Future Thoughts / Son Sounds
On Halloween (of all days!), Melissa and I welcomed Greyson Alan into the world.
He was nine days overdue. An induction was scheduled, and we deliberately scheduled the induction for a day that was NOT Halloween because we thought that was just too creepy.
Wouldn't you know it, the little twirp decided to come that day anyway. Sigh - kids are rebelling younger and younger these days.
Or, maybe he just really wanted to see his big sister's costume. Here is a pic of her at the day care Halloween party. She's a hula girl. We really wanted her to be a princess, but she wouldn't wear the costume. I guess something about an orange cellophane skirt appeals to her Halloween fashion sense. I just get a kick out of the way she's wearing it like a middle-aged man wears his trousers. (BTW, you can click on any of these pictures to make them bigger.)
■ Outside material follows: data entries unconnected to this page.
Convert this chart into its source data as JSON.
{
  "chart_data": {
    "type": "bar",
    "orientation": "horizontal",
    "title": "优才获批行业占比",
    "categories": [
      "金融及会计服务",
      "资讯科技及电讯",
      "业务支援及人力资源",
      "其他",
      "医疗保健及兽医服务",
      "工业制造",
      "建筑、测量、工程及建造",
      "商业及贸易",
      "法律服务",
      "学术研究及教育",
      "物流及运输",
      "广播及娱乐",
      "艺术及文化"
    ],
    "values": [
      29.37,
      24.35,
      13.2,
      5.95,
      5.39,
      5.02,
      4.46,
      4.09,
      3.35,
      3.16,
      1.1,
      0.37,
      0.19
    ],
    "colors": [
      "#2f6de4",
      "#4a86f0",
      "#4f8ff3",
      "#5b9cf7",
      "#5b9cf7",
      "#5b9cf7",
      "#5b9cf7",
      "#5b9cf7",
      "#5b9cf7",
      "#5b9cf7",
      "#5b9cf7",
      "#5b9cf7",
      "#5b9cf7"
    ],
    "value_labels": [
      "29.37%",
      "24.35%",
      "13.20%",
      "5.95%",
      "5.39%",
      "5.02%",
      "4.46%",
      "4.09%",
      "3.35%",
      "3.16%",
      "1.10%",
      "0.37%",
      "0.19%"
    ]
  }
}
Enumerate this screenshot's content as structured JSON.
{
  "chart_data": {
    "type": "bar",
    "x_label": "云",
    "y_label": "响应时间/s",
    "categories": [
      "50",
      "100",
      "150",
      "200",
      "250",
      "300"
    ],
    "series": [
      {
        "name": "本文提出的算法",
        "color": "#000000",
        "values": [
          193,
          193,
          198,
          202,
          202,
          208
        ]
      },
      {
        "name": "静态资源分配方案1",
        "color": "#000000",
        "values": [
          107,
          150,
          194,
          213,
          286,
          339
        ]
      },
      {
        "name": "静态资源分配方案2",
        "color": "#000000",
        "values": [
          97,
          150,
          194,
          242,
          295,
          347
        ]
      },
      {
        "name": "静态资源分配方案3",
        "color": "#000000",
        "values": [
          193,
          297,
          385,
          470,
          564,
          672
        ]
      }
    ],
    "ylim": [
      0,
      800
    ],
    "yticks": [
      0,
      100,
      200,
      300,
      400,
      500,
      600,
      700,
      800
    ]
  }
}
In any case, Mom and baby are doing just fine. Madelyn has adjusted to the new addition very well so far. We, of course, have taken way too many pictures to post. Below is one of my favorites. Everytime I see it, I put a different caption on it - like, "I swear, that fish was this big." -or- "Next time, let's make the canal a little bigger." I'm thinking of putting this picture in my cube at work, but I need a better caption than my tired mind can come up with. Any ideas?
On another note, I'm consistently surprised how loud newborns are. Sure, there's the crying, but that's to be expected. But the grunting, the groaning, the smacking, the constanst rustle of limbs flailing is totally out of control. In my experience, parents exhaustion isn't so much from the baby crying as it is from the parents waking up every 15 mins when the baby makes a giant, house-shaking lip-smack.
But the other day as I looked at him sleeping, I got to thinking about the future. What will my children look like when they're adults? What will they look like when they're old? What will their children or grandchildren look like? In the future, what will they know that we don't know now? What will a Christian worldview look like in three generations?
It is with that last question that I camped out for a while. Ultimately, as evangelicals, we believe in a cataclysmic end things as we know them, followed by consumation with Christ. But it seems to me that the Biblical authors thought it would come in their lifetime. It didn't. Neither did it happen in their children's life time, nor their grandchildren's lifetime. It hasn't happened for 2000 years.
Nevertheless, all my life I've heard people say, "I just hope Jesus come back before that happens." or "I hope Jesus comes back soon." People have been saying that for 2000 years. What if it is another 2000 years before his return? What if it is 10,000, or a million, or a billion years? What if our sun is burned out and our solar system destroyed by the ravages of time before Christ returns? What then?
Does such a thought change the way that we, as Christians, live our life and approach the world? Should it?